Outside of the minor shortcomings listed above, other limitations present for this study included: data may not be generalizable to other health systems and geographical areas; inequities in kidney transplantation were not addressed. Another recently published trial did try specifically to address inequities (Patzer et al, CJASN 2023). This was also a pragmatic, multilevel, effectiveness-implementation trial including 655 US dialysis facilities with low wait listing, randomized to receive either the ASCENT intervention (a performance feedback report, a webinar, and staff and patient educational videos) or an educational brochure. Similar to ENAKT-LD, among the 56,332 prevalent patients in ASCENT, the results were disappointing. The 1-year wait listing decreased for patients in control facilities and remained the same for patients in intervention facilities. However, the proportion of prevalent black patients waitlisted in the ASCENT interventions increased a tiny bit from baseline to 1 year (2.52 to 2.78%).
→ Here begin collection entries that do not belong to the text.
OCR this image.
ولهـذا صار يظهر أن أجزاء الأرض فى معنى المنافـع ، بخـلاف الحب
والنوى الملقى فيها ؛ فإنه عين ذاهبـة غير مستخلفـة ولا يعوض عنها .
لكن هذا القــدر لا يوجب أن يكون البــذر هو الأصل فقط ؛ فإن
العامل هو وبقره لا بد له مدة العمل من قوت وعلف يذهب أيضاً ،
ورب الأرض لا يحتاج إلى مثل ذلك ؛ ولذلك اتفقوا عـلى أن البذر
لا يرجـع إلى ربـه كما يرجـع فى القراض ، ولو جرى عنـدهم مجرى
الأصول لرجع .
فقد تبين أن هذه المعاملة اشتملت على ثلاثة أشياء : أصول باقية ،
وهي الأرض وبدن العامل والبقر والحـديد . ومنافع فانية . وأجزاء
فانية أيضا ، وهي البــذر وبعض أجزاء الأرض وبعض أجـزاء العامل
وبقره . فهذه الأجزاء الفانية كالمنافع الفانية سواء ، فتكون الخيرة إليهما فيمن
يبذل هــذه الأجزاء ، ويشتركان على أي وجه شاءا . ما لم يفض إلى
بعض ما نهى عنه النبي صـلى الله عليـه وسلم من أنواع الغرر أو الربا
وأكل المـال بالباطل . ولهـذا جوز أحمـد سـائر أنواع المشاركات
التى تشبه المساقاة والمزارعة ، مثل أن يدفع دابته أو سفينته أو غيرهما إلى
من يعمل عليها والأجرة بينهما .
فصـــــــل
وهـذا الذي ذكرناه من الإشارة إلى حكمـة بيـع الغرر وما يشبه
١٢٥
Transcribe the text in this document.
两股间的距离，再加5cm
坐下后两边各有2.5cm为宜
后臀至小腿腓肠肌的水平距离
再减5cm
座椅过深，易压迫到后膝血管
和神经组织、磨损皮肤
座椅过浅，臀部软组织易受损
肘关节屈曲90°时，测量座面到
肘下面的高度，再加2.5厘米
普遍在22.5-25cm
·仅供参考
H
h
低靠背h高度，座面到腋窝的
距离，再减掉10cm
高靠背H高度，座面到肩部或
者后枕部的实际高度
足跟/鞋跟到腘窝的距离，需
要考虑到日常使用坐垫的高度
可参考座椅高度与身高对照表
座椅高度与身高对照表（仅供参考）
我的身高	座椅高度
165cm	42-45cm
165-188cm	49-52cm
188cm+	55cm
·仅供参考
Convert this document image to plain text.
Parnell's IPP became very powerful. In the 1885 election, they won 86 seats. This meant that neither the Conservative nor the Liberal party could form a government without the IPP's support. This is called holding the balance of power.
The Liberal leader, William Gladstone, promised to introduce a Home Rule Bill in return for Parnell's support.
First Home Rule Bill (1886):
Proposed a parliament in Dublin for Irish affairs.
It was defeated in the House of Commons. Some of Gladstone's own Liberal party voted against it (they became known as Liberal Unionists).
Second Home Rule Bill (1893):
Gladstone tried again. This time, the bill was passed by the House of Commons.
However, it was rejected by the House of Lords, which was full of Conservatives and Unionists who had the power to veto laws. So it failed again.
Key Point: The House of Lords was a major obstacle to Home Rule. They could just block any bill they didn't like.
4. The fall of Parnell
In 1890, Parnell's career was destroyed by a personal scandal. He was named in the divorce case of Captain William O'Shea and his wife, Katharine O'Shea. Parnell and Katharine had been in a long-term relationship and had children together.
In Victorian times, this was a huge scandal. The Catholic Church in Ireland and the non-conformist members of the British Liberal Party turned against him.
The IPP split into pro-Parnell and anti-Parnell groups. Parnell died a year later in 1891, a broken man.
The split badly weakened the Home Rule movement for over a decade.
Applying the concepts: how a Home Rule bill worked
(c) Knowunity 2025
These trials demonstrate that many of these plausible educational and behavioral change interventions still cannot overcome some of the structural barriers/ elements in the transplant journey.
Before we move to the cerebral conclusion, we might still ask ourselves if this was useful beyond the negative results. It depends on which side we choose. Keep in mind that some things can be narrated only by the characters of the transplant stories, by patients, brave donors, and some nephrologists and nurses who witness their stories. Or maybe we can, at least once, find value in the narration and the ray of hope that comes with it. Less metaphorically, Explore Transplant Ontario and Transplant Program Ambassador are reliable resources and a crossroads where many questions can find their answers.
Conclusions
Regardless, the ENAKT trial is a valiant effort to study the barriers to transplantation while enacting a multicomponent novel intervention to the multiple steps required for successful transplantation. These interventions clearly did not work; it is time to stop doing them and test other interventions now. This is why we do RCTs. Negative trials should be practice-changing; we cannot just ignore the results and keep on doing feel-good interventions that are complicated, expensive, and ineffective.